Io, dirigente scolastica: non mi sono mai sentita “padrone” (di Simona Sansosti)

Gentilissimo Dott. Carchidi,
seguo da sempre il suo giornale online e lo ritengo degno di lettura perché voce libera in un paese dove spesso la stampa è vittima delle logiche di potere.
Seguo le sue inchieste e le denunce e l’ammiro per il coraggio e la schiettezza.
Ciò detto, mi preme intervenire – valuti lei l’opportunità della pubblicazione di questa mia riflessione – dopo aver letto il pezzo “Cosenza, la dittatura dei dirigenti scolastici: la Cisl” (http://www.iacchite.com/cosenza-la-dittatura-dei-dirigenti-scolastici-la-cisl/).
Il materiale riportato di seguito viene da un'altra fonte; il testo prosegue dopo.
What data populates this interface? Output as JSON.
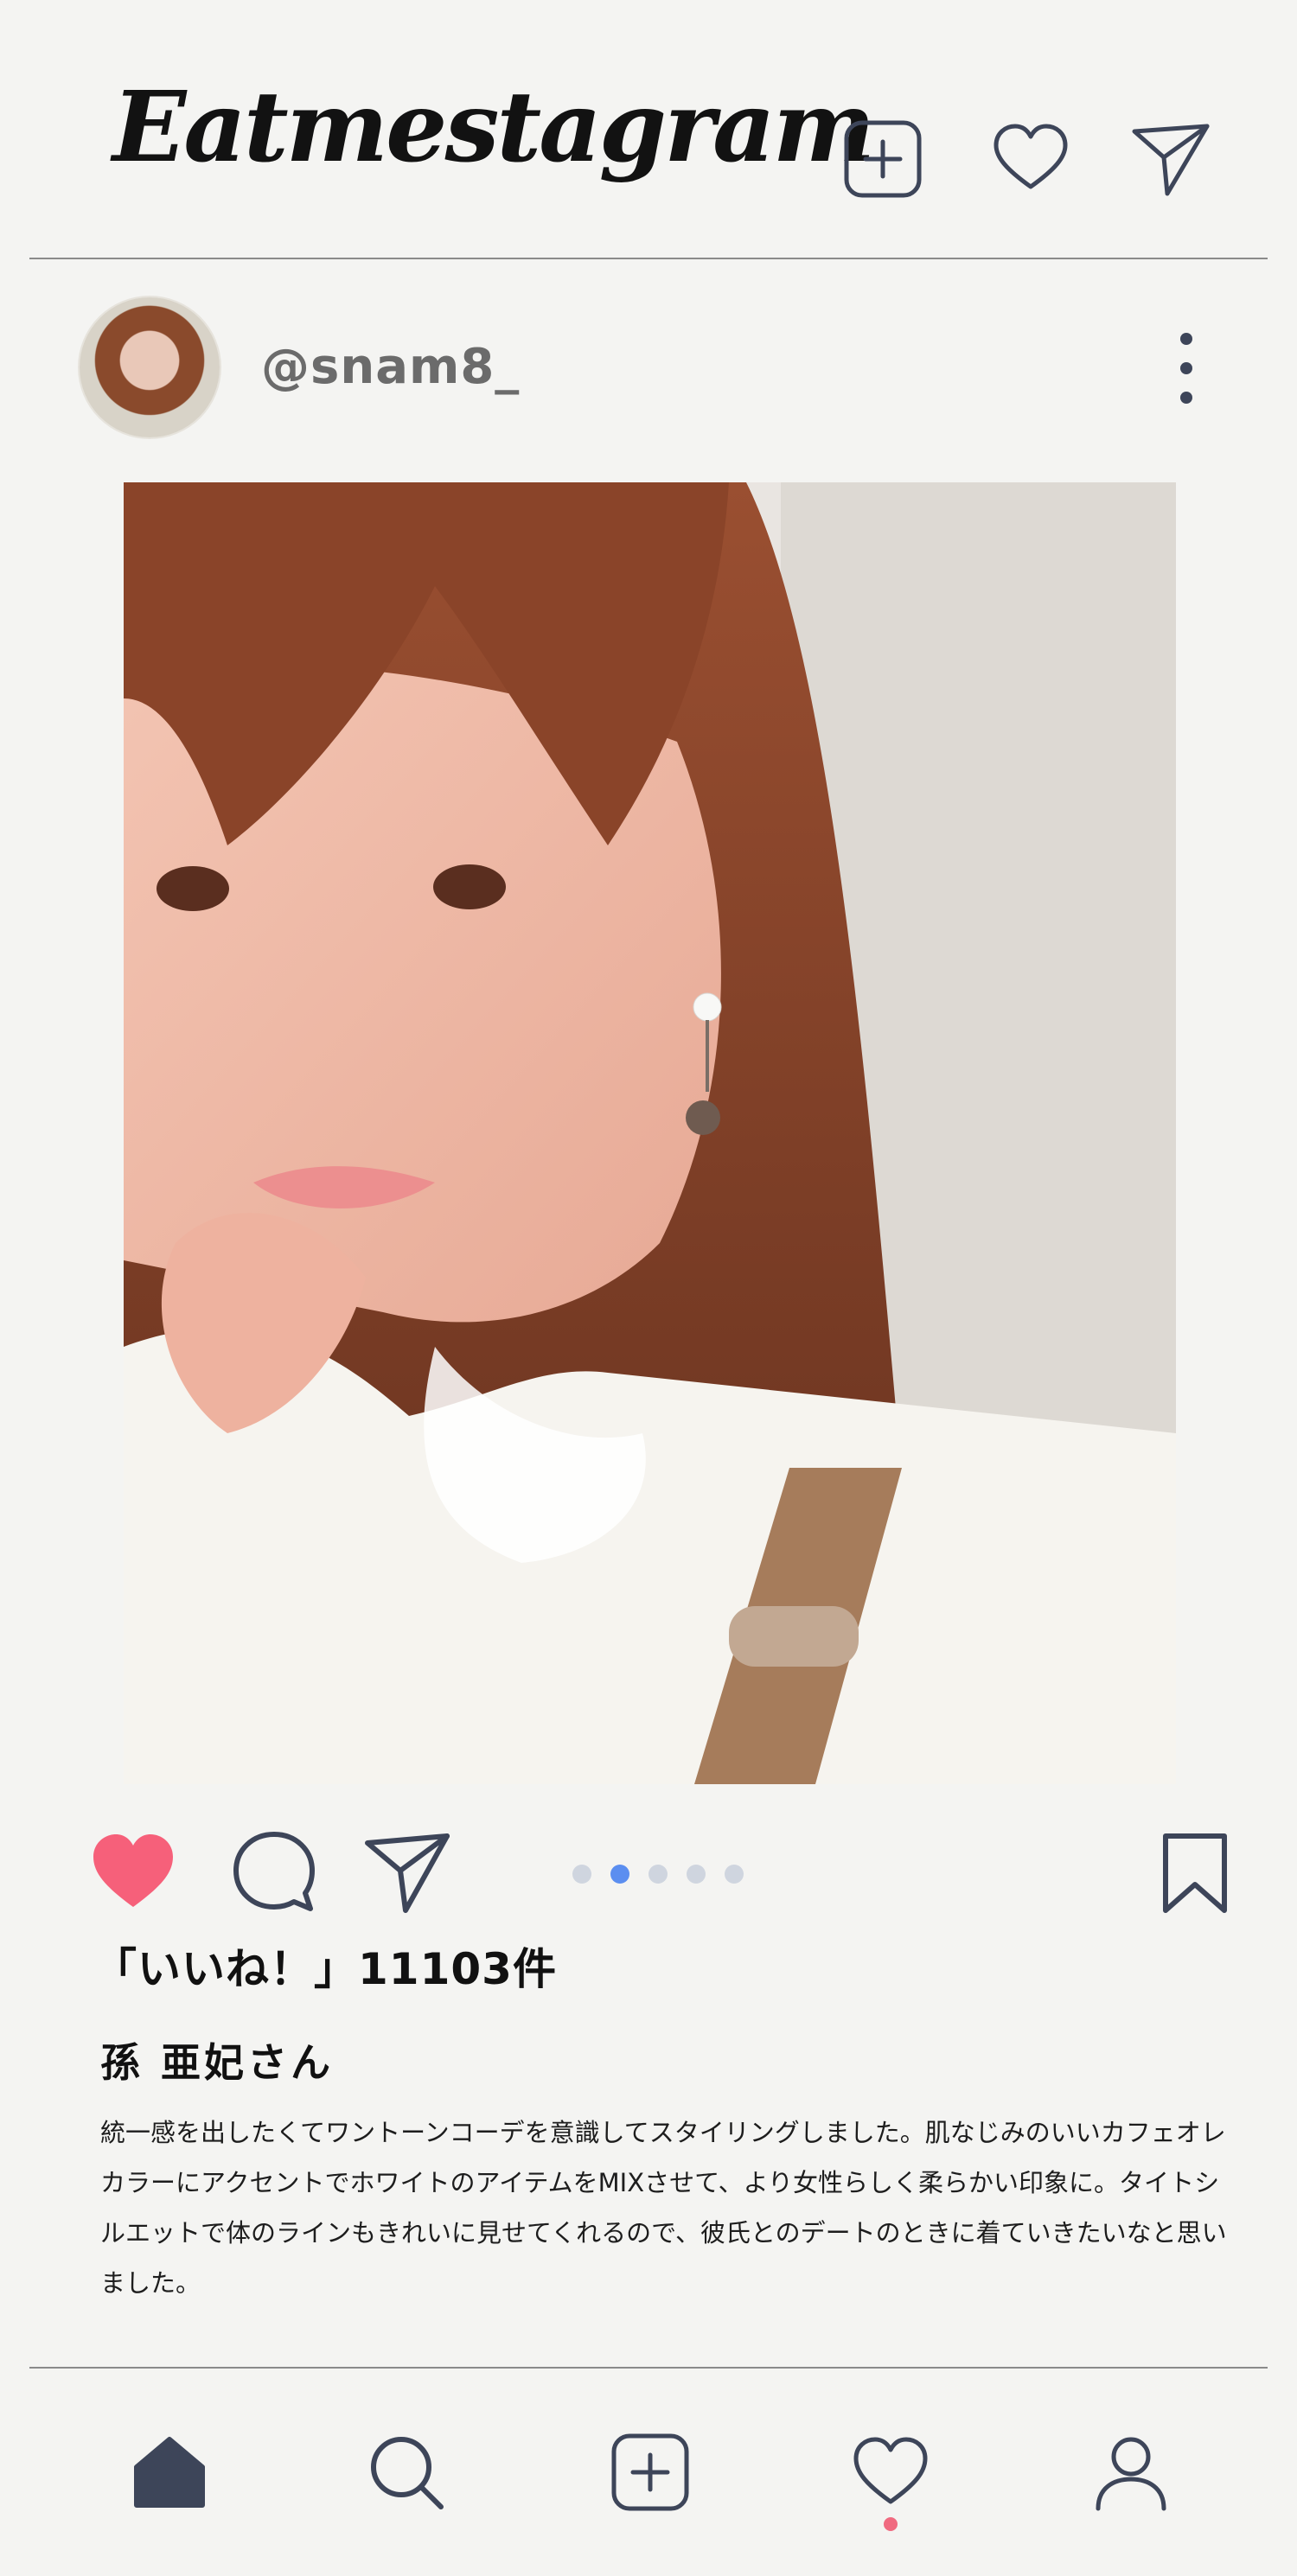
{
  "app": {
    "title": "Eatmestagram"
  },
  "header": {
    "icons": [
      "add-post-icon",
      "heart-icon",
      "send-icon"
    ]
  },
  "post": {
    "username": "@snam8_",
    "likes_text": "「いいね！」11103件",
    "author": "孫 亜妃さん",
    "caption": "統一感を出したくてワントーンコーデを意識してスタイリングしました。肌なじみのいいカフェオレカラーにアクセントでホワイトのアイテムをMIXさせて、より女性らしく柔らかい印象に。タイトシルエットで体のラインもきれいに見せてくれるので、彼氏とのデートのときに着ていきたいなと思いました。",
    "carousel": {
      "total": 5,
      "active_index": 1
    },
    "liked": true
  },
  "bottom_nav": {
    "items": [
      "home-icon",
      "search-icon",
      "add-post-icon",
      "activity-heart-icon",
      "profile-icon"
    ],
    "active": "home"
  },
  "colors": {
    "background": "#f4f4f2",
    "icon": "#3d4559",
    "like": "#f6607a",
    "dot_active": "#5b8ef0",
    "dot_inactive": "#cfd5df",
    "notification": "#f06a80"
  }
}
di Simona Sansosti, dirigente scolastica

Non è nel mio stile difendere le posizioni di un’unica categoria, mentre mi appartiene solidarizzare con l’intera classe lavoratrice che oggi come ieri, grazie alle mistificazioni dall’alto o agli specchietti delle allodole, si cerca di dividere. Rifiuto e combatto tutte quelle circostanze in cui si cerchi di mettere i lavoratori gli uni contro gli altri, secondo la logica del divide et impera, perché ciò significa indebolire la loro forza contrattuale e i diritti di tutti, soprattutto nel mondo della scuola, dove fa comodo creare falsi miti e sobillare conflitti solo per indebolire il sistema della scuola pubblica a favore di una logica privatistica.
Qui lo faccio solo perché sono inclusa in quella categoria professionale che è stata dipinta come “dei padroni che si percepiscono unti dal Signore” e all’interno della quale ci sono stati gettati tutti i dirigenti scolastici senza alcuna distinzione di sorta.
E lo faccio con la consapevolezza che le generalizzazioni sono idonee a suscitare scalpore e audience, ma non rendono giustizia alla verità fattuale.
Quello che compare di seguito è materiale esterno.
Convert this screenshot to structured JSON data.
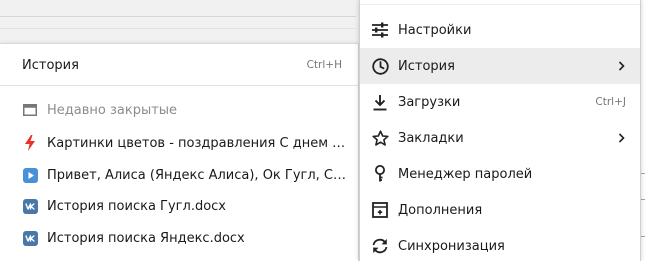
{
  "history_submenu": {
    "header": {
      "label": "История",
      "shortcut": "Ctrl+H"
    },
    "recently_closed": {
      "label": "Недавно закрытые"
    },
    "items": [
      {
        "label": "Картинки цветов - поздравления С днем ро...",
        "icon": "lightning-icon"
      },
      {
        "label": "Привет, Алиса (Яндекс Алиса), Ок Гугл, Сири...",
        "icon": "play-icon"
      },
      {
        "label": "История поиска Гугл.docx",
        "icon": "vk-icon"
      },
      {
        "label": "История поиска Яндекс.docx",
        "icon": "vk-icon"
      }
    ]
  },
  "main_menu": {
    "items": [
      {
        "label": "Настройки",
        "icon": "settings-sliders-icon"
      },
      {
        "label": "История",
        "icon": "clock-icon",
        "has_submenu": true,
        "active": true
      },
      {
        "label": "Загрузки",
        "icon": "download-icon",
        "shortcut": "Ctrl+J"
      },
      {
        "label": "Закладки",
        "icon": "star-icon",
        "has_submenu": true
      },
      {
        "label": "Менеджер паролей",
        "icon": "key-icon"
      },
      {
        "label": "Дополнения",
        "icon": "extensions-icon"
      },
      {
        "label": "Синхронизация",
        "icon": "sync-icon"
      }
    ]
  },
  "colors": {
    "lightning": "#e8322b",
    "play_badge": "#4a90d9",
    "vk_badge": "#4a76a8",
    "active_row": "#ececec"
  }
}
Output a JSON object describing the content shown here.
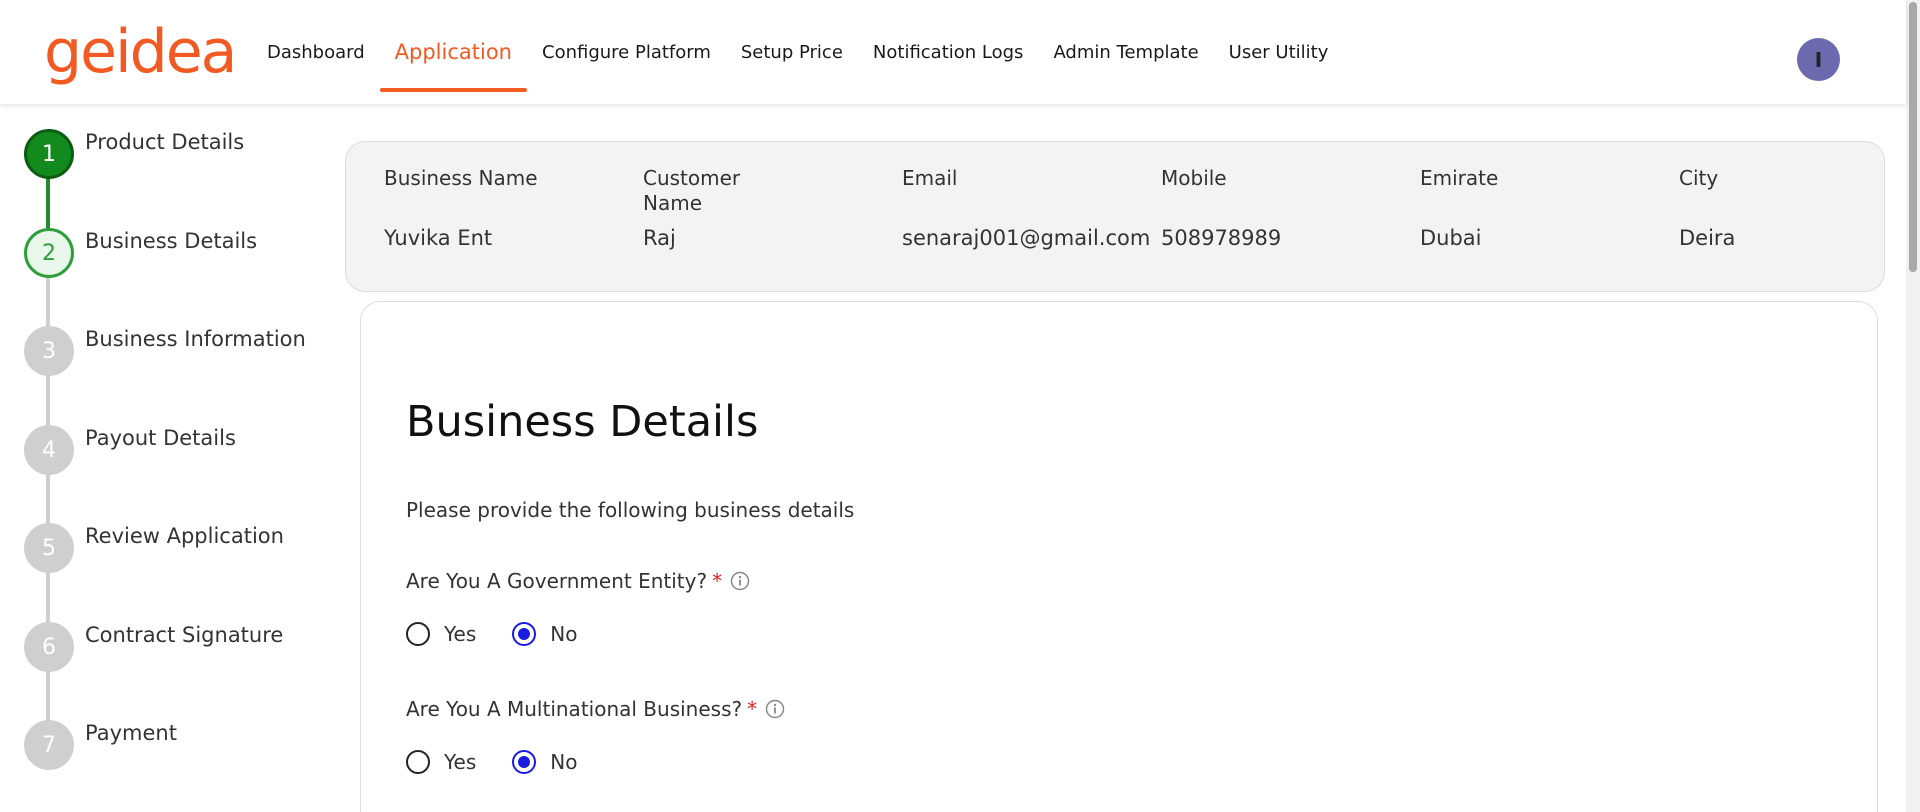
{
  "brand": {
    "logo_text": "geidea",
    "accent_color": "#f15a22"
  },
  "nav": {
    "items": [
      {
        "label": "Dashboard",
        "active": false
      },
      {
        "label": "Application",
        "active": true
      },
      {
        "label": "Configure Platform",
        "active": false
      },
      {
        "label": "Setup Price",
        "active": false
      },
      {
        "label": "Notification Logs",
        "active": false
      },
      {
        "label": "Admin Template",
        "active": false
      },
      {
        "label": "User Utility",
        "active": false
      }
    ],
    "avatar_initial": "I"
  },
  "stepper": {
    "steps": [
      {
        "number": "1",
        "label": "Product Details",
        "state": "completed"
      },
      {
        "number": "2",
        "label": "Business Details",
        "state": "current"
      },
      {
        "number": "3",
        "label": "Business Information",
        "state": "pending"
      },
      {
        "number": "4",
        "label": "Payout Details",
        "state": "pending"
      },
      {
        "number": "5",
        "label": "Review Application",
        "state": "pending"
      },
      {
        "number": "6",
        "label": "Contract Signature",
        "state": "pending"
      },
      {
        "number": "7",
        "label": "Payment",
        "state": "pending"
      }
    ]
  },
  "summary": {
    "columns": [
      {
        "header": "Business Name",
        "value": "Yuvika Ent"
      },
      {
        "header": "Customer Name",
        "value": "Raj"
      },
      {
        "header": "Email",
        "value": "senaraj001@gmail.com"
      },
      {
        "header": "Mobile",
        "value": "508978989"
      },
      {
        "header": "Emirate",
        "value": "Dubai"
      },
      {
        "header": "City",
        "value": "Deira"
      }
    ]
  },
  "form": {
    "title": "Business Details",
    "subtitle": "Please provide the following business details",
    "questions": [
      {
        "label": "Are You A Government Entity?",
        "required_mark": "*",
        "options": [
          "Yes",
          "No"
        ],
        "selected": "No"
      },
      {
        "label": "Are You A Multinational Business?",
        "required_mark": "*",
        "options": [
          "Yes",
          "No"
        ],
        "selected": "No"
      }
    ]
  }
}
Sono dirigente scolastico da quattro anni. Non mi sono mai sentita un “padrone”, né un “unto dal signore” e, senza falsa modestia, non credo di essere percepita come tale né dal personale della scuola che ho l’onore di dirigere, né dai genitori e dagli alunni. Non mi sono sentita tale e non mi sento tale non solo per il mio carattere, tratto che qui non è fondamentale, ma per la mia formazione e, soprattutto, perché ho avuto la fortuna, dico oggi, di aver trovato, sul mio cammino professionale, docenti seri, motivati, disponibili e genitori cooperativi con i quali abbiamo costruito una vera comunità educante, basata sul rispetto reciproco, l’ascolto attivo, la collaborazione sincera, il leale sostegno, il dialogo costruttivo. Se manca una sola di queste componenti, diventa difficile qualunque gestione efficace e democratica in una realtà complessa come la scuola.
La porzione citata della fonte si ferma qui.